After the upgrading process is completed run the following commands:

sudo apt update
sudo apt autoremove  
sudo apt clean
deborphan # Install this package management tool with sudo apt install deborphan
sudo reboot

Re-enable third-party repositories with the following command, which will remove the # character from the lines that begin with deb.

sudo sed -i '/deb/s/^#//g' /etc/apt/sources.list.d/*.list

Change all instances of the old release codenames of the third-party repositories to the new release codenames. For example for an upgrade from Ubuntu 18.04 to Ubuntu 20.04 the old release codename is bionic and the codename of the upgraded release is focal. To change all instances of bionic to focal in third-party repositories run the following commands:

sudo sed -i 's/bionic/focal/g' /etc/apt/sources.list.d/*.list  
sudo apt update

If you get an error message like:

E: The repository 'http://ppa.launchpad.net/ubuntu-wine/ppa/ubuntu focal Release' does not have a Release file.   
N: Updating from such a repository can't be done securely, and is therefore disabled by default.

you will need to remove these repositories from your software sources with command(s) of the form:

sudo add-apt-repository --remove ppa:ubuntu-wine/ppa  
sudo apt update 

For removing unnecessary files from the upgraded system I use the following commands:

  • sudo apt autoremove
  • sudo apt clean
  • deborphan - Install this package management tool with sudo apt install deborphan.

Running these commands after upgrading takes me about 5 minutes. My workstation has a lot of installed software. If I had done a fresh install instead of an upgrade configuring all the installed applications on my workstation would have taken me 2-3 days.

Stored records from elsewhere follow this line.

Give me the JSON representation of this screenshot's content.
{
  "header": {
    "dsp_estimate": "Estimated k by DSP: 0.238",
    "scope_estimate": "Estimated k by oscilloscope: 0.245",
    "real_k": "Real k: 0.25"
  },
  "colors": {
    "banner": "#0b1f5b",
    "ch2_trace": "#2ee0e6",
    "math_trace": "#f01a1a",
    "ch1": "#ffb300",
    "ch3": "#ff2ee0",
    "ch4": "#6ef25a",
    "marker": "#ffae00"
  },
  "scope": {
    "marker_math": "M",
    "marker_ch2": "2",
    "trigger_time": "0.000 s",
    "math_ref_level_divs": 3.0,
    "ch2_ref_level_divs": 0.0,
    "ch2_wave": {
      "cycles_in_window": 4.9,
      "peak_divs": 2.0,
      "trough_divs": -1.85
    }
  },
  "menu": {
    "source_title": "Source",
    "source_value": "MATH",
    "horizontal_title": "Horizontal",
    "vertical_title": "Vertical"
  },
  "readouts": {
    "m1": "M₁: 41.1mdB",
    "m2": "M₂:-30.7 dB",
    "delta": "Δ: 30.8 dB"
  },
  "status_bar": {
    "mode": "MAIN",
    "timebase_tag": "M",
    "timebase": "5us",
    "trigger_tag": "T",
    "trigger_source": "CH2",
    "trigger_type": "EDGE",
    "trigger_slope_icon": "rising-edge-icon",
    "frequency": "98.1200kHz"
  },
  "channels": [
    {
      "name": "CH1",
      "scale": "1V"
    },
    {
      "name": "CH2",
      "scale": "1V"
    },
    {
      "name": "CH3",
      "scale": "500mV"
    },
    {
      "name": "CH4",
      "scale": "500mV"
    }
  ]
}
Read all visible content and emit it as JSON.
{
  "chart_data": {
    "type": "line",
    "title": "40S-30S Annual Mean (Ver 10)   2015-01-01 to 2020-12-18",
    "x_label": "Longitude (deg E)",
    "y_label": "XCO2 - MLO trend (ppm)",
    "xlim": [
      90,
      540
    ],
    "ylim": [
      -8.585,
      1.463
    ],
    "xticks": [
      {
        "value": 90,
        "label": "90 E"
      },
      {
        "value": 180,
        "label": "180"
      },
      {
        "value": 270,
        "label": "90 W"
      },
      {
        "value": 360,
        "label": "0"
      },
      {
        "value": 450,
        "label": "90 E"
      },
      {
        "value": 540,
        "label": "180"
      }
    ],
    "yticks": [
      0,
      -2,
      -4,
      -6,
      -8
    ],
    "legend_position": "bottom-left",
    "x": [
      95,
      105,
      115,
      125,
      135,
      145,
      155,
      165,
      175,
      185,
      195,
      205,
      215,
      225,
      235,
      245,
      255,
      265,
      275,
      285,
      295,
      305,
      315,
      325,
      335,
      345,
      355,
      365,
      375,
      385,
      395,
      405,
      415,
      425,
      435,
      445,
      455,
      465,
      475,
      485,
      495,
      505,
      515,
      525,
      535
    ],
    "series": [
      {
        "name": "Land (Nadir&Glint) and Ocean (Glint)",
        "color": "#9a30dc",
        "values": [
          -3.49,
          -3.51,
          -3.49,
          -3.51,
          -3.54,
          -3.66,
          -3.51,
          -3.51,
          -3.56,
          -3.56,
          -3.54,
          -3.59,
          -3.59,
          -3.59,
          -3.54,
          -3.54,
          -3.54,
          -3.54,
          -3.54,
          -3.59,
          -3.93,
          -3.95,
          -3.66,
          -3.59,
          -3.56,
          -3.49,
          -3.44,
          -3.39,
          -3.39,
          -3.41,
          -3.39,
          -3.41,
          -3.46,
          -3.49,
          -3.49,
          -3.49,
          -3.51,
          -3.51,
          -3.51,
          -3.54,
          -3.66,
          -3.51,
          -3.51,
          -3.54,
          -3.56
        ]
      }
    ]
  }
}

A successful upgrade is almost entirely dependent of your level of understanding of the Ubuntu operating system. Problems caused by an upgrade can almost always be solved if you have the level of skill necessary to solve them. When I am upgrading Ubuntu I keep a second laptop running alongside the computer being upgraded, so that I can immediately search Ask Ubuntu for the solution as soon as something goes wrong.